On an alien planet with no atmosphere, acceleration due to gravity is given by g = 12m/s^2. A cannonball is launched from the origin with an initial speed of 90m/s at an angle θ with the horizontal (0 ≤ θ < π/2).

(a) Find a function r(t) that gives the cannonball's position after t seconds. Your expression should be in terms of θ.
(b) Find the initial angle θ for the cannonball's velocity that will maximize the horizontal distance the cannonball will travel before hitting the ground.
(c) If θ = 30°, what is the maximum height of the cannonball? When does it reach that height?

Answer 1

a)
`\vec r (t) = \left[(90\cdot \cos \theta)\cdot t \right]\cdot i + \left[(90\cdot \sin \theta)\cdot t -6\cdot t^(2) \right]\cdot j`, b)
`\theta = (\pi)/(4)`, c)
`y_(max) = 84.375\,m`,
`t = 3.75\,s`.

Explanation:

a) The function in terms of time and the inital angle measured from the horizontal is:

`\vec r (t) = [(v_(o)\cdot \cos \theta)\cdot t]\cdot i + \left[(v_(o)\cdot \sin \theta)\cdot t -(1)/(2)\cdot g \cdot t^(2) \right]\cdot j`

The particular expression for the cannonball is:

`\vec r (t) = \left[(90\cdot \cos \theta)\cdot t \right]\cdot i + \left[(90\cdot \sin \theta)\cdot t -6\cdot t^(2) \right]\cdot j`

b) The components of the position of the cannonball before hitting the ground is:

`x = (90\cdot \cos \theta)\cdot t`

`0 = 90\cdot \sin \theta - 6\cdot t`

After a quick substitution and some algebraic and trigonometric handling, the following expression is found:

`0 = 90\cdot \sin \theta - 6\cdot \left((x)/(90\cdot \cos \theta) \right)`

`0 = 8100\cdot \sin \theta \cdot \cos \theta - 6\cdot x`

`0 = 4050\cdot \sin 2\theta - 6\cdot x`

`6\cdot x = 4050\cdot \sin 2\theta`

`x = 675\cdot \sin 2\theta`

The angle for a maximum horizontal distance is determined by deriving the function, equalizing the resulting formula to zero and finding the angle:

`(dx)/(d\theta) = 1350\cdot \cos 2\theta`

`1350\cdot \cos 2\theta = 0`

`\cos 2\theta = 0`

`2\theta = (\pi)/(2)`

`\theta = (\pi)/(4)`

Now, it is required to demonstrate that critical point leads to a maximum. The second derivative is:

`(d^(2)x)/(d\theta^(2)) = -2700\cdot \sin 2\theta`

`(d^(2)x)/(d\theta^(2)) = -2700`

Which demonstrates the existence of the maximum associated with the critical point found before.

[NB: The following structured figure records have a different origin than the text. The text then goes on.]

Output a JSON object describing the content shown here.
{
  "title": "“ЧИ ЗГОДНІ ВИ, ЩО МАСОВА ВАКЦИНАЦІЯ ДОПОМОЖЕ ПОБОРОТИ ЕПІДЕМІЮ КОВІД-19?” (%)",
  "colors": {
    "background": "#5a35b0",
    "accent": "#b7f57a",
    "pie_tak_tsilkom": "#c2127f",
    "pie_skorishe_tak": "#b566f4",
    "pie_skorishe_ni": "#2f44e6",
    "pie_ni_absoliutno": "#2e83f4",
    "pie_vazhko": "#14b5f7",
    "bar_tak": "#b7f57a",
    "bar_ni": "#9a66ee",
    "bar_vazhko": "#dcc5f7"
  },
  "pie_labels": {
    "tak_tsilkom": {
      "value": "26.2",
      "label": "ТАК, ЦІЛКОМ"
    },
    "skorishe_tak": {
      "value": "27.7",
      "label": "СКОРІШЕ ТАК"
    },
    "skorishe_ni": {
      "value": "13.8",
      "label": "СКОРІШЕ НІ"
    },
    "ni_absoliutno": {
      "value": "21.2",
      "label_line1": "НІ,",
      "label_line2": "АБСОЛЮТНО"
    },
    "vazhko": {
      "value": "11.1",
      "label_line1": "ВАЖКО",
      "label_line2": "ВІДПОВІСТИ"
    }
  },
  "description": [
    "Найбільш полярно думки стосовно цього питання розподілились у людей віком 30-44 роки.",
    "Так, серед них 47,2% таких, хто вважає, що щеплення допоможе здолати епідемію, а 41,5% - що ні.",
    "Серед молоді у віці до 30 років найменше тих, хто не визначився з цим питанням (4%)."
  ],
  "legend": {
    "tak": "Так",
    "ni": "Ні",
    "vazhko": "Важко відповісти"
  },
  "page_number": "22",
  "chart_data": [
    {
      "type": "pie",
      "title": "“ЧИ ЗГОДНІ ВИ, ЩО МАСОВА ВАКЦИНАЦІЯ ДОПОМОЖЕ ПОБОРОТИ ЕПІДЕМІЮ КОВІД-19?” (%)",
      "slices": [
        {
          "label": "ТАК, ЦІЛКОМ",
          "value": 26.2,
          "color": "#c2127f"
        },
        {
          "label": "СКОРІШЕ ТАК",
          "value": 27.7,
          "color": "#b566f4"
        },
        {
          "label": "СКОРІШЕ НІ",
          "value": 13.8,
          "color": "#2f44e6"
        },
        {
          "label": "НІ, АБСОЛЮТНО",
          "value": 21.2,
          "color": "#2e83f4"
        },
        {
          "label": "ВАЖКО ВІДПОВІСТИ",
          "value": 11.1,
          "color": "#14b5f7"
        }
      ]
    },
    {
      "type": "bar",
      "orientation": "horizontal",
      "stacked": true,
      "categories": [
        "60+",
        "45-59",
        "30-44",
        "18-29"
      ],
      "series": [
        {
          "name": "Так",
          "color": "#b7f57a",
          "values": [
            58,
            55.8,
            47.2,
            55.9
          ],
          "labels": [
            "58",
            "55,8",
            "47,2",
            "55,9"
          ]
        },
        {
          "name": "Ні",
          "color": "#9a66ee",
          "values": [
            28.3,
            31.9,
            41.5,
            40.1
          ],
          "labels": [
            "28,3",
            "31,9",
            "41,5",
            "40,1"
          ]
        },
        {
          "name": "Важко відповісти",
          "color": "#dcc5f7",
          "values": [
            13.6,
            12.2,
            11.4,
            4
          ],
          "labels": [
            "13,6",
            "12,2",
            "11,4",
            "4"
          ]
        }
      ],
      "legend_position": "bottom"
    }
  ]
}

c) The equation for the vertical component of position is:

`y = 45\cdot t - 6\cdot t^(2)`

The maximum height can be found by deriving the previous expression, which is equalized to zero and critical values are found afterwards:

`(dy)/(dt) = 45 - 12\cdot t`

`45-12\cdot t = 0`

`t = (45)/(12)`

`t = 3.75\,s`

Now, the second derivative is used to check if such solution leads to a maximum:

`(d^(2)y)/(dt^(2)) = -12`

Which demonstrates the assumption.

The maximum height reached by the cannonball is:

`y_(max) = 45\cdot (3.75\,s)-6\cdot (3.75\,s)^(2)`

`y_(max) = 84.375\,m`